Title Commandant of the New South Wales Native Police Force (1848-1854)

Frederick Walker (14 April 1820 – 19 September 1866) public servant, property manager, Commandant of the Native Police, squatter and Australian explorer.

Frederick Walker is today best known as the first Commandant of the Queensland based Native Police Force. He was appointed commandant of this force by South Wales government in 1848, eleven years before Queensland became a separate colony. However this force remain most accurately described as a Queensland force. Beyond one or two patrols on the southern side of the Macintyre River this force operated solely on territory which in 1859 became colonial Queensland (the Macintyre River forms the border between New South Wales and Queensland). One detachment worked on the Clarence and Macleay Rivers in NSW until 1859.

Walker was born in Hampshire, England and lost his father John Walker in an early age and the mother, the allegedly French-born Maria Teresa Henrietta Swinburne, was said to have struggled on with six children of which two were handicapped.

He emigrated to Australia by the Ceylon in 1844 and was shortly after employed on William Charles Wentworth's Murrumbidgee River station Tala (south eastern New South Wales) where he ultimately served as superintendent. He was appointed Clerk of Petty Sessions in Tumut on 5 January 1847 and he functioned in this position at Wagga Wagga in April same year. On 18 August 1848 he was appointed "Magistrate of the Territories and its Dependencies" and Commandant of newly established Native Police Force on the recommendation of his former employers William Charles Wentworth (1790–1872) and Augustus Morris (1820?-1895), both members of the New South Wales Legislative Council.

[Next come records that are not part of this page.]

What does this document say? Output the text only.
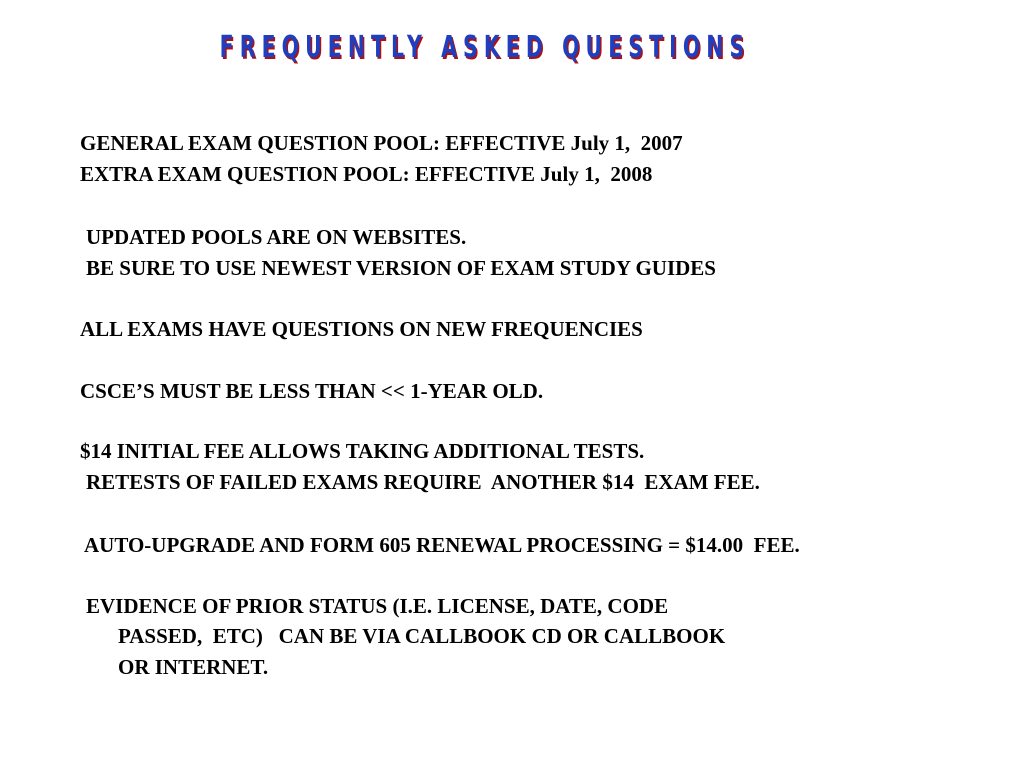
FREQUENTLY ASKED QUESTIONS
GENERAL EXAM QUESTION POOL: EFFECTIVE July 1,  2007
EXTRA EXAM QUESTION POOL: EFFECTIVE July 1,  2008
UPDATED POOLS ARE ON WEBSITES.
BE SURE TO USE NEWEST VERSION OF EXAM STUDY GUIDES
ALL EXAMS HAVE QUESTIONS ON NEW FREQUENCIES
CSCE’S MUST BE LESS THAN << 1-YEAR OLD.
$14 INITIAL FEE ALLOWS TAKING ADDITIONAL TESTS.
RETESTS OF FAILED EXAMS REQUIRE  ANOTHER $14  EXAM FEE.
AUTO-UPGRADE AND FORM 605 RENEWAL PROCESSING = $14.00  FEE.
EVIDENCE OF PRIOR STATUS (I.E. LICENSE, DATE, CODE
PASSED,  ETC)   CAN BE VIA CALLBOOK CD OR CALLBOOK
OR INTERNET.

Walker had attracted attention, it was later stated, by his capacity to engage local Aborigines, understand their culture, speak their language and use this to secure peaceful coexistence between them and the white settlers. The Native Police Force was formed in August 1848 and commenced working in late that year subsequently arriving at the Macintyre River (at the present-day southeastern border of Queensland) on 10 May 1849 with a band of fourteen 15- to 25-year-old Aboriginal troopers picked from four different Murrumbidgee tribes, by all accounts a well drilled and highly disciplined band greatly committed and attached to their Commandant who remained exceedingly proud and protective of his men.